The bill also allows banning orders for extremist organisations which seek to “undermine democracy”, or use hate speech in public places, along with new powers to close premises where extremists operate. That could include mosques.

In a trailed speech, Cameron said: “For too long, we have been a passively tolerant society, saying to our citizens: as long as you obey the law, we will leave you alone.”

Which is a weird thing to say. What is ‘passive tolerance’? What other sort of tolerance is there? Aggressive tolerance?

After all, bursting into someone’s house in the middle of the night to tell them you plan to leave them alone is much less convincing.

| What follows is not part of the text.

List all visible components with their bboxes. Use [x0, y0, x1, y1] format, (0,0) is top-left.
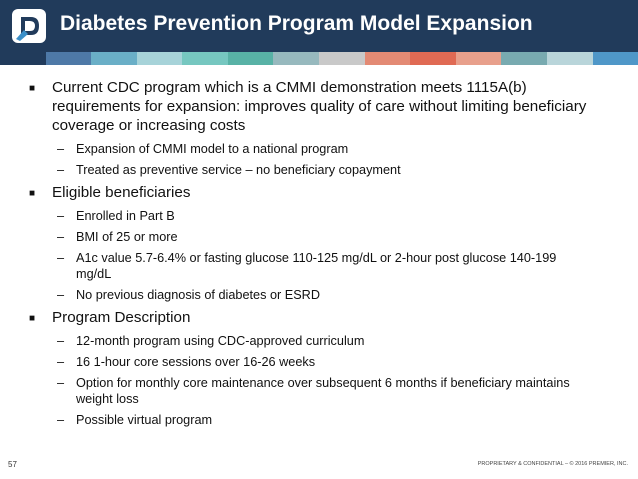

Emma Carr, director of Big Brother Watch, responded to question what the government meant by ‘extremist’ – which is a fair point given that, speaking in terms of economic policy, it could well refer to George Osborne.

But Cameron continued, saying the UK’s ‘passively tolerant’ approach has, “often meant we have stood neutral between different values. And that’s helped foster a narrative of extremism and grievance.”

It is hard to see how neutrality has fostered grievance. If anything, a cynic might suggest that closing a mosque is a better means of fostering grievance.

But look behind the statement and the plan does not become any more reassuring.

The idea is to limit the ‘harmful activities’ of an individual. But the definition of harmful activities includes, “the risk of alarm or distress” – which is a net cast so broadly it could refer to anything from shouting ‘fire’ in a crowded room to being arrested for leaving One Direction.

The plan is to stop anyone who creates a risk to the functioning of democracy – big talk for a government elected on votes from 23 per cent of the electorate and which opposes electoral reform.

Still, at least no one is talking about where planned welfare cuts will fall. Iain Duncan Smith, who stayed at the Department of Work and Pensions, must be delighted.